Durante años de su vida, nunca sintió el sentido de urgencia. Ahora era parte infalible de él. Entendió un día, no se acuerda bien cuándo ni por qué, que el mundo pasa, que la vida camina y que no pregunta. Siempre estuvo esperando esa llamada, ese tiro al aire que le indicara que la carrera había comenzado. Pero no siempre se nos habla así. La carrera comenzó hace mucho, desde que se comienza a existir, en algunos casos incluso antes.
Pero ahora comprendía que tenía que hacer las cosas. Recordaba constantemente el consejo del gato a Alicia “…pero si caminas lo suficiente llegarás a algún lado”. Sabía que no había encontrado esa razón mayor por la cual debía vivir, pero sabía que no podía esperarla más. Alguien le dijo “bienaventurados los que no esperan” y comprendió la frase a la perfección.
No hacer nada era abominable para él. Pero era más aterrador hacer cosas que no servían, cosas que no le daban algo. Sí algo, dinero, experiencia, nombre, lo que fuera. Estaba harto de estar haciendo las cosas por qué sí. Ahora tenía metas pequeñas, tal vez no las más nobles que podía proponerse como humano, pero metas al fin.

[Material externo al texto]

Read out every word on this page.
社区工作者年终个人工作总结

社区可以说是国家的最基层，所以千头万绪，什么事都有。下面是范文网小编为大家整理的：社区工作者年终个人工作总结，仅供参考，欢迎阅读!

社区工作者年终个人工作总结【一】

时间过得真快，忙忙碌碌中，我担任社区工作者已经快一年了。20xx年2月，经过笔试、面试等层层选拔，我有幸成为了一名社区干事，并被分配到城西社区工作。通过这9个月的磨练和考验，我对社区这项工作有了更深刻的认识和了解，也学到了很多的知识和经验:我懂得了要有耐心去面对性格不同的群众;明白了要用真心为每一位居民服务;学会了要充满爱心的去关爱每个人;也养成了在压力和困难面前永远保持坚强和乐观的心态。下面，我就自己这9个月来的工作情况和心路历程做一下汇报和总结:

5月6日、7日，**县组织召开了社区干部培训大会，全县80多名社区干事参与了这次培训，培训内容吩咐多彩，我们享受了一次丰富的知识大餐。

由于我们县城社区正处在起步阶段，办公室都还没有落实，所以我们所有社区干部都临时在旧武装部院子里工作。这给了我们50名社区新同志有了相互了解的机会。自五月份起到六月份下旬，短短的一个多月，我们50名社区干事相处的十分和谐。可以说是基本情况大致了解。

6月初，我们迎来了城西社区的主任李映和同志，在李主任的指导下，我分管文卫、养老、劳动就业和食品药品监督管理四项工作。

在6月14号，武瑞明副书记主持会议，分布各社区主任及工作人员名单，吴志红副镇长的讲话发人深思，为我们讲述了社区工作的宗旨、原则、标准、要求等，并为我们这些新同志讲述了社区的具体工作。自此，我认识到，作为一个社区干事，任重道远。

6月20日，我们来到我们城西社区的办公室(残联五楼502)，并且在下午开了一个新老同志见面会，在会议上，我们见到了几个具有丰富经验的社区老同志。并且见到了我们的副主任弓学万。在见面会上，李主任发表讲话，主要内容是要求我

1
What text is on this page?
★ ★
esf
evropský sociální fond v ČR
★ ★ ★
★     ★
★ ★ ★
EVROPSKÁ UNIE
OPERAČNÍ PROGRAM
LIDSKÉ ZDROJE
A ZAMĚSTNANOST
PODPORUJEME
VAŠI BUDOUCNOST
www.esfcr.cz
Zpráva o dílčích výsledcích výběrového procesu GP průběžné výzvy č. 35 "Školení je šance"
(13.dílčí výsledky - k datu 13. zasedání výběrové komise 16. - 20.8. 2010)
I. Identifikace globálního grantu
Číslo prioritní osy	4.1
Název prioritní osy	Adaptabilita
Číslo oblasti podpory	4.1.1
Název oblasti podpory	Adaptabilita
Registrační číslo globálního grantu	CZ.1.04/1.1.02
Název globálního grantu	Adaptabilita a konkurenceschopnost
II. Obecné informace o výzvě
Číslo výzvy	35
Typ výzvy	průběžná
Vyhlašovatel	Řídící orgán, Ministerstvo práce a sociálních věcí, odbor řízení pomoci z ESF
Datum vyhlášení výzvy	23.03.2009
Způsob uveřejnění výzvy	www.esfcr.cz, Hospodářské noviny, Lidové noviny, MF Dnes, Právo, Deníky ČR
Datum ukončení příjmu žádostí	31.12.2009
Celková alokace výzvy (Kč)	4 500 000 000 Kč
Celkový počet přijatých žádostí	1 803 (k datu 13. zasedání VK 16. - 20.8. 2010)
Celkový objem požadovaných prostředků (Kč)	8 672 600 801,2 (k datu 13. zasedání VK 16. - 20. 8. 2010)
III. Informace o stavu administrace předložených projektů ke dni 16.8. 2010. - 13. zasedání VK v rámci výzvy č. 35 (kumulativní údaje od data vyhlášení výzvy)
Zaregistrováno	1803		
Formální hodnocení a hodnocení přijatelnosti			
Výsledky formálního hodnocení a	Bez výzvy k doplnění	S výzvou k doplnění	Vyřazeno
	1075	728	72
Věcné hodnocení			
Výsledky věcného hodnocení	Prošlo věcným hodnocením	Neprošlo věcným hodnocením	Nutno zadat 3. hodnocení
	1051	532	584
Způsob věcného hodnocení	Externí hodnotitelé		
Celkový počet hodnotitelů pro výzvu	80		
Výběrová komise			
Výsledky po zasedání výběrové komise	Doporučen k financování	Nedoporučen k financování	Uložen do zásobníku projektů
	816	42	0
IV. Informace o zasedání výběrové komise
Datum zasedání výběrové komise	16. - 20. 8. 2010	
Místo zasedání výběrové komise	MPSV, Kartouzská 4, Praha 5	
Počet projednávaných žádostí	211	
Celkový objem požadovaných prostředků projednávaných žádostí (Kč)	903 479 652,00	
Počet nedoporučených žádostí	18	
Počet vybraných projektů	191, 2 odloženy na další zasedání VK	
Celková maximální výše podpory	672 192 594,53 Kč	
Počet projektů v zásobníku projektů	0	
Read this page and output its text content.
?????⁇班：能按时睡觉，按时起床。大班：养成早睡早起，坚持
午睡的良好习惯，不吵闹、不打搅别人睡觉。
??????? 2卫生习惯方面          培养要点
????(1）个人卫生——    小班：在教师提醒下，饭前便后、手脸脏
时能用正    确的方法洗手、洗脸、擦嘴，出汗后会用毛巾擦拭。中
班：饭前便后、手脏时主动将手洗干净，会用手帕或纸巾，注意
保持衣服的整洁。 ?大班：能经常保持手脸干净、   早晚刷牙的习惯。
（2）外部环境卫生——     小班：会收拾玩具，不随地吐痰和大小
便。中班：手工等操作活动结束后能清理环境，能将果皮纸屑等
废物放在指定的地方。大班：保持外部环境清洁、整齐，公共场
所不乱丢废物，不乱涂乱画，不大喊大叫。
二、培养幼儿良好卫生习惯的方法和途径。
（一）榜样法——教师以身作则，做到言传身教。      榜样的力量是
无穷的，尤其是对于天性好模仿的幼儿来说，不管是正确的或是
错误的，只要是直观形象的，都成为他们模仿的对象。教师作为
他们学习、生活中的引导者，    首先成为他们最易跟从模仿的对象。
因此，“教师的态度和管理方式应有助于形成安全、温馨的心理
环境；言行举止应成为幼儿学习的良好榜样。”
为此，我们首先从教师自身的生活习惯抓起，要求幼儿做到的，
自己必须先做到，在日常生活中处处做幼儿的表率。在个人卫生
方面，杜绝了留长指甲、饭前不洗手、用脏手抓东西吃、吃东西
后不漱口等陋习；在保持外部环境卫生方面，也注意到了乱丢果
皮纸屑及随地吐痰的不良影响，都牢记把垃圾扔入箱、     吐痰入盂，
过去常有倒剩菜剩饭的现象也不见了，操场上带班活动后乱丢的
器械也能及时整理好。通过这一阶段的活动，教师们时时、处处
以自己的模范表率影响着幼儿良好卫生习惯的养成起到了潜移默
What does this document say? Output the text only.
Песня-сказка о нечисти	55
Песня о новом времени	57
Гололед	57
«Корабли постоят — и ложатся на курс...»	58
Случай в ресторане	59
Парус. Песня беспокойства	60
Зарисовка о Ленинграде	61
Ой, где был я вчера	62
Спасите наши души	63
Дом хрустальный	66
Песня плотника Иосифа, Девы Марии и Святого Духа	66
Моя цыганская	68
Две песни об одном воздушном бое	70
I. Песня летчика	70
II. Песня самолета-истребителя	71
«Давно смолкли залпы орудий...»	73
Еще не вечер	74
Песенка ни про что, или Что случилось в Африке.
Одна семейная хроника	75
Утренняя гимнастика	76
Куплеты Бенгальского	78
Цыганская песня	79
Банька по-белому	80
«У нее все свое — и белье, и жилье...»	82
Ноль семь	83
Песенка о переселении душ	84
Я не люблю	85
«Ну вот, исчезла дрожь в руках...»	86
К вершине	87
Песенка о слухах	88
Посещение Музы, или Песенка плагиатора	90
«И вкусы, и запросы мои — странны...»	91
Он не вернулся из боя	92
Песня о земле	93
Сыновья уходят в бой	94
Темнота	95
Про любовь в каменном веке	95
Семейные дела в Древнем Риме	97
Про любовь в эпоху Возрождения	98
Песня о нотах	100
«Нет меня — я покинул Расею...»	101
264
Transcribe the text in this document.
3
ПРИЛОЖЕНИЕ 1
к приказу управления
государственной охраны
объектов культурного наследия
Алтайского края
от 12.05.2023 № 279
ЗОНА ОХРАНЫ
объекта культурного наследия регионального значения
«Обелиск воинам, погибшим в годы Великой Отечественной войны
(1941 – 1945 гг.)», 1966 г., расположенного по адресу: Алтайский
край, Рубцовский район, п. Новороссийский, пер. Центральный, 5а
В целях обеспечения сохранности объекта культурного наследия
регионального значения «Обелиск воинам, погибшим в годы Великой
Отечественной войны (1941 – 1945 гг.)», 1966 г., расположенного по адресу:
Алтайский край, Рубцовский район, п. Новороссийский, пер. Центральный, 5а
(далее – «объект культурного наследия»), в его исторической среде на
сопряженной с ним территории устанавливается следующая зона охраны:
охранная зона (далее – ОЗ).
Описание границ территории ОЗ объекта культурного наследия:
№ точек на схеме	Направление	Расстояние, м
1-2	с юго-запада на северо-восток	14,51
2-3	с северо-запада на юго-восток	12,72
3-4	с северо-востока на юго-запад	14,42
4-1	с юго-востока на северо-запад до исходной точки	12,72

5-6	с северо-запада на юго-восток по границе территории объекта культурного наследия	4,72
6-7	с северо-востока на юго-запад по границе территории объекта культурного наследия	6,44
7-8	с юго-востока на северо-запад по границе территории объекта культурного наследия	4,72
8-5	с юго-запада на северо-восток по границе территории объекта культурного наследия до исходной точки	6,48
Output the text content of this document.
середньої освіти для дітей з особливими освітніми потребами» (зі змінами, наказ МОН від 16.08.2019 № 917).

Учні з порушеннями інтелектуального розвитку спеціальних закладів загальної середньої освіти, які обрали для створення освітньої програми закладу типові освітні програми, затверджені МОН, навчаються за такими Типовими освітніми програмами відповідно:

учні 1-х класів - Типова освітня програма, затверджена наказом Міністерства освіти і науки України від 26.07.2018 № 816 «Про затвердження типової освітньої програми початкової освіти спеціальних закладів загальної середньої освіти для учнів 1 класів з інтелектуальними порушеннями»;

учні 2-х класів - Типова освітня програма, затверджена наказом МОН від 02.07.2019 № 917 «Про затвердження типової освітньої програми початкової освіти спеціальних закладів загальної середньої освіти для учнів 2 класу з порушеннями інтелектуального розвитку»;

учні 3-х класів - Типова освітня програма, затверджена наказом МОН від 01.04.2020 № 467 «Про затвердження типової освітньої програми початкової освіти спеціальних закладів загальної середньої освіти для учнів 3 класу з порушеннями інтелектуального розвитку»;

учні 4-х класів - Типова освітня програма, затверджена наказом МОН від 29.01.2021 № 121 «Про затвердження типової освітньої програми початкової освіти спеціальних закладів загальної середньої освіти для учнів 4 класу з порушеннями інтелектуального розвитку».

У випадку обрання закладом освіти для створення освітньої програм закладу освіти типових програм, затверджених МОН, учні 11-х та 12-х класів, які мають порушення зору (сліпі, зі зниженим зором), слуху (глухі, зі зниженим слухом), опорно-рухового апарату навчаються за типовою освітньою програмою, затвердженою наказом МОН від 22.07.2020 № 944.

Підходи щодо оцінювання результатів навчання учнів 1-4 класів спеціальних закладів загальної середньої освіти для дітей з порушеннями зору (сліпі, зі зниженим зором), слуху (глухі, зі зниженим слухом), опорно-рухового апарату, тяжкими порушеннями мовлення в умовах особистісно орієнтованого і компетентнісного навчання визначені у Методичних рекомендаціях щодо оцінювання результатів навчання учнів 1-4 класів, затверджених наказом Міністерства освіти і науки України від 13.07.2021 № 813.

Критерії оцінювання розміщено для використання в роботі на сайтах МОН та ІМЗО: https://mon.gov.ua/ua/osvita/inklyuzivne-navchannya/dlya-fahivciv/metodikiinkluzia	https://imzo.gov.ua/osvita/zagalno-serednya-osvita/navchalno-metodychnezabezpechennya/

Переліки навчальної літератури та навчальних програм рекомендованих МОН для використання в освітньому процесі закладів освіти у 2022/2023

Comprendió que había cosas que le hacían mal. Más que a su cuerpo, a su alma. Y se alejó de esas cosas. No quiso verlas nunca más. Comenzó a sentir que tenía el control, que las cosas dependían de él. Y las luces comenzaron a encenderse.
Se dio cuenta que tenía una vida, una y sólo una, diría un matemático. Cada cosa que optaba por hacer significaba que dejaba de hacer otras cosas. De modo que la decisión fue siempre difícil. Todo era prueba y error, pero cada prueba era costosa, de modo que había que escoger bien las pruebas.
Se vio como alguien de éxito, y para allá apuntó. Sí, podemos decir que nuestro amigo se convirtió en alguien exitoso, que rompió los lazos que le ataban y le unían a la tierra, que le volvían lodo. Comenzó a volar, a explorar. Ya sus pruebas eran cada vez más costosas, pero cada prueba ganada era más lo que ganaba. Era un sabor dulce aquel.